Localization of buckling modes in plates and laminates

Abstract

We use the Mindlin plate theory and the finite element method to delineate the effect of fixing points on a transverse normal to the mid-surface of the plate on the localization of buckling modes in clamped–clamped rectangular plates made of linear elastic, homogeneous and either isotropic (monolithic) or orthotropic (fiber-reinforced composite) materials. The in-plane loads considered on the bounding edges are: (i) normal tractions on the length, (ii) normal tractions on the width, (iii) equal normal tractions on the length and the width (equal biaxial loading), (iv) shear (tangential), and (v) combined same normal and shear tractions on all sides.
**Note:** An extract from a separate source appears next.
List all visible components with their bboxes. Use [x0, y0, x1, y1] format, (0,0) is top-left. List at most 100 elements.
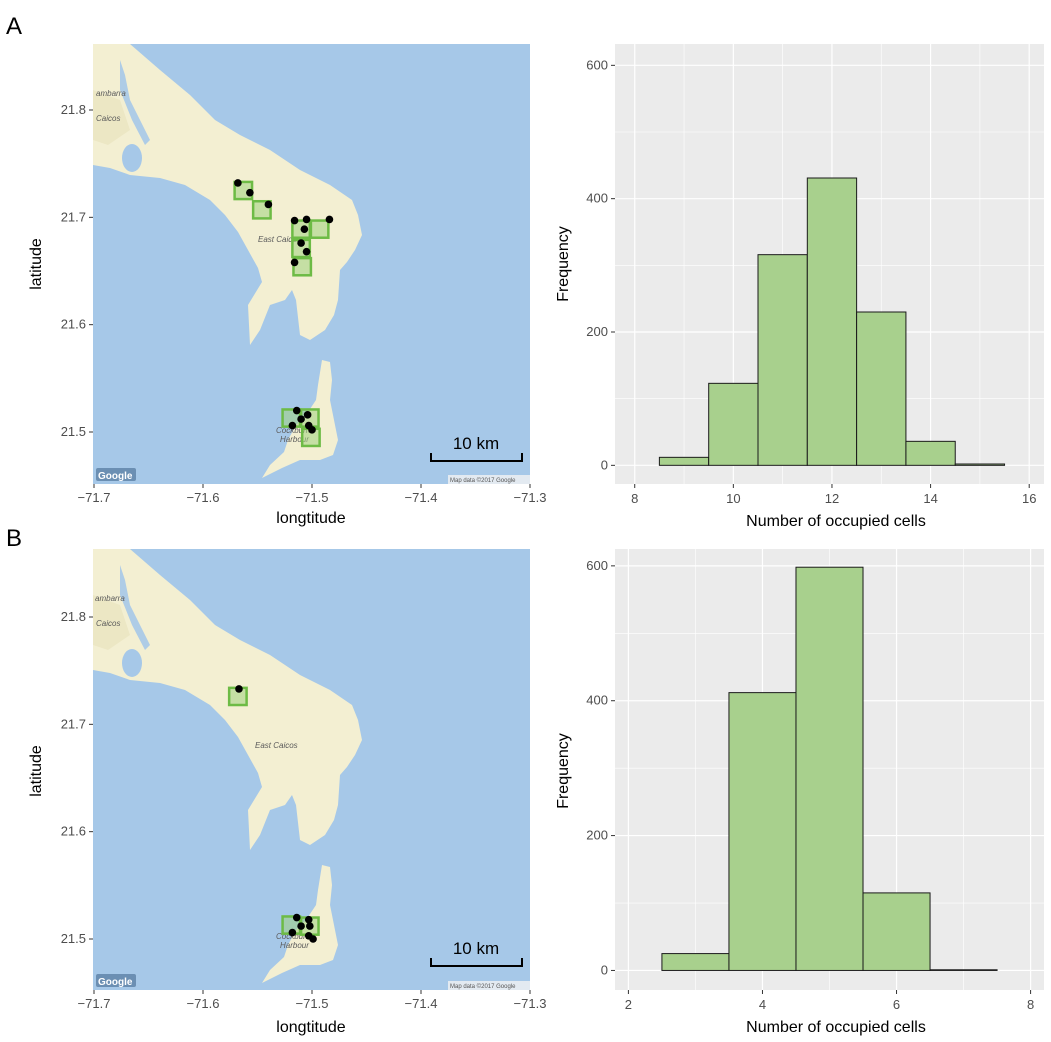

It is found that clamping points on a transverse normal passing through the mid-point of a line parallel to the short side increases the critical buckling load of plates of only low aspect ratios over that of the corresponding plates unconstrained at interior points. However, for plates of all aspect ratios (thickness/length) fixing points on a transverse normal divides it into two regions with negligible transverse deflections in only one of the two regions. Only for loads (i)–(iii) the dividing line is parallel to the short side of the plate. For both thin and thick isotropic plates the slope of the dividing line is found to monotonically increase with an increase in the aspect ratio of a plate until it reaches a saturation value. A parameter based on the modal strain energy is used to quantify the degree of localization of a buckling mode. For an isotropic plate the degree of localization is found to increase with the increase in the aspect ratio for load cases (i)–(iii) but is found to be moderate for load cases (iv) and (v). For an orthotropic layer the degree of localization with an increase in the aspect ratio of the plate increases more for the 90° lamina than that for the 0° and the 45° laminae. Also, the mode localization in the (45°,−45°) laminate is stronger than that in the (0°,90°) laminate for the five load cases. However, moderate degree of mode localization is found in symmetric and anti-symmetric cross-ply and angle-ply laminates.